The route starts from the track signposted Glencoe Mountain Cottages and Gleann Leac na Muidhe at the glen’s western end, where the road bends right for the long straight past the visitor centre. Parking is possible below sheep pens on the right before the right bend.
Walk down the road and across the bridge over the Allt na Muidhe to gain the track and follow it south up the Gleann Leac-na Muidhe. Almost immediately, an impressive craggy face fills the upper glen, but this is Creag Bhan, an outlier of the Corbett Meall Lighiche. Sgor na h-Ulaidh is hidden behind. However. the finest view is east up Glen Coe, revealing the Aonach Eagach in all its notched glory.
Shortly after crossing the bridge to the south side of the river, a sign requests you make a diversion to a path on the left. This avoids passing through holiday chalets but it is fairly muddy. If the mire gets too deep you would be better on the track.
The diversion regains the track beyond, which is followed past a byre to where it ends at a conifer plantation. A path leads up beside the Allt na Muidhe into the narrow glen, passing below Creag Bhan to reveal the north corrie of Sgor na h-Ulaidh and Stob an Fhuarain to its east.
These two peaks present a steep face with no obvious path, but the hillside leading to the col immediately north of Stob an Fhuarain is grassy and is the line of ascent. Follow the path to where it fades, then gain the hillside and follow it to the col.

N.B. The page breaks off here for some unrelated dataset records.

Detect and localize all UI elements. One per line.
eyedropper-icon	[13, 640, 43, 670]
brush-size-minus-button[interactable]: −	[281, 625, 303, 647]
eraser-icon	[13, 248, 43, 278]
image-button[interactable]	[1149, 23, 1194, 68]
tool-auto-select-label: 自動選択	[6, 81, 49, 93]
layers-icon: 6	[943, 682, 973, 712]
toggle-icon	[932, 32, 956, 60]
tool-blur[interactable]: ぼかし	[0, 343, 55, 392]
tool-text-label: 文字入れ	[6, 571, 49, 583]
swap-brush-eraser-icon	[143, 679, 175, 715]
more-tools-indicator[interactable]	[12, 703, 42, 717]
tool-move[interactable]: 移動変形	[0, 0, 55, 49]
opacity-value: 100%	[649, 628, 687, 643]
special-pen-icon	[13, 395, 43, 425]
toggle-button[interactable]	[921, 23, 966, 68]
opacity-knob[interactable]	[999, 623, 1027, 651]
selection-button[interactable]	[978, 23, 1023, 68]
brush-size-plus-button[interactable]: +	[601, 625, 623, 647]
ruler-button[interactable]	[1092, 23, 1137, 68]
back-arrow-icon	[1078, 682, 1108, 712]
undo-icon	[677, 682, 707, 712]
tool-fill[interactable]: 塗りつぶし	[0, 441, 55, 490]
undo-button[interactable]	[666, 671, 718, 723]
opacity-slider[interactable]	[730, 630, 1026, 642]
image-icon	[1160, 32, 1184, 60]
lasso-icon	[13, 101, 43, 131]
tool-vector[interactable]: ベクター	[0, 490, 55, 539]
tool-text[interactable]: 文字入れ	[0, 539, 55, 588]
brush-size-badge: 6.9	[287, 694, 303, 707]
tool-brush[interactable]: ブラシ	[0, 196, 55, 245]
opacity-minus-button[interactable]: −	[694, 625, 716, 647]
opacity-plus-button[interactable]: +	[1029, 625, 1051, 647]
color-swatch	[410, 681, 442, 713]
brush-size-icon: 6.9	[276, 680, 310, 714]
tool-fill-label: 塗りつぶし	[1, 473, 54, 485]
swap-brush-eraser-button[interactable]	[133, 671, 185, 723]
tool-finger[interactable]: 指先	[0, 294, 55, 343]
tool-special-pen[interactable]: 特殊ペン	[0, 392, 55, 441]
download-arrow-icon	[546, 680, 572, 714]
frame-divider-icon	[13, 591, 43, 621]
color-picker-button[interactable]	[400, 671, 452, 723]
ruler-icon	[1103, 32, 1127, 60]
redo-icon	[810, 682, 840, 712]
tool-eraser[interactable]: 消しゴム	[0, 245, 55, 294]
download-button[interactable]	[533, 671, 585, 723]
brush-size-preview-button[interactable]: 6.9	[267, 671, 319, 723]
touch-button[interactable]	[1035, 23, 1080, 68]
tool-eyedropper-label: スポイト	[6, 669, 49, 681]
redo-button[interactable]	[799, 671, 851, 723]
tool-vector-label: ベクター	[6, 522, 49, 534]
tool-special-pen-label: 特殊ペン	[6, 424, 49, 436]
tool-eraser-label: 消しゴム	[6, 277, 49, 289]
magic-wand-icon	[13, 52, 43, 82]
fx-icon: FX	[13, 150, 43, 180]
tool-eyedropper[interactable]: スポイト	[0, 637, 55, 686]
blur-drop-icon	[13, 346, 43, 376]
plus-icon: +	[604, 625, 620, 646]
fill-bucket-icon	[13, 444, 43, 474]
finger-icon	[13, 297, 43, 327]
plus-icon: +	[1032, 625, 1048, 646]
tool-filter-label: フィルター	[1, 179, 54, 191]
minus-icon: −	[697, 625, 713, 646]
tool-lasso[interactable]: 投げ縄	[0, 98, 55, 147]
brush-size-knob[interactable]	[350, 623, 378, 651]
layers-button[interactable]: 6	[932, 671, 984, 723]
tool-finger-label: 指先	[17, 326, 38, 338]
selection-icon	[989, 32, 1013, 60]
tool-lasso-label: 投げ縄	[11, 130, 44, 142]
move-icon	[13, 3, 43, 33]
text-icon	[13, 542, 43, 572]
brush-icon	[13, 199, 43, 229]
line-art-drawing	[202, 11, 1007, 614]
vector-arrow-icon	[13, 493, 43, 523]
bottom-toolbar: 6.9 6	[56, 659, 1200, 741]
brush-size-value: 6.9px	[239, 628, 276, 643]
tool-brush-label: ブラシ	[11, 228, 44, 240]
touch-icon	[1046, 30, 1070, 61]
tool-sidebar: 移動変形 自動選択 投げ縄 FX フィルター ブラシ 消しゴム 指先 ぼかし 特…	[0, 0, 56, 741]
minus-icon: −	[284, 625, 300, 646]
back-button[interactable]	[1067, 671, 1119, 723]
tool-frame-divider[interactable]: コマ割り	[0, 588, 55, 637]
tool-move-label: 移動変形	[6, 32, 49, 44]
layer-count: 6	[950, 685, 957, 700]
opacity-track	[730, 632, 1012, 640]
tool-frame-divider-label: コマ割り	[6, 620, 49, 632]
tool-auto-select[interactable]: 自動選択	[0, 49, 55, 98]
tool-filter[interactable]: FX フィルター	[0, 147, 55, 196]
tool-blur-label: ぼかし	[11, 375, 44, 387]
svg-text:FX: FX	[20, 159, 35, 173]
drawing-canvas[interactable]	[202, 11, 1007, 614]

The route climbs over Stob an Fhuarain then ascends the steep rocky east ridge of Sgor na h-Ulaidh to the summit. Ben Nevis is clear to the north, Bidean nam Bian dominates the view to the east, while the view south offers a magnificent landscape past Beinn Fionnlaidh to the high peaks of Loch Etive and Cruachan. The view west reveals the extent of Beinn a’ Bheithir’s summit ridge.
Some guidebooks suggest continuing over Corr na Beinn to the south-west and descending its north face to the col below Meall Lighiche, but this cannot be recommended as the best route is difficult to find and the terrain steep and rocky. The best descent is the line of ascent.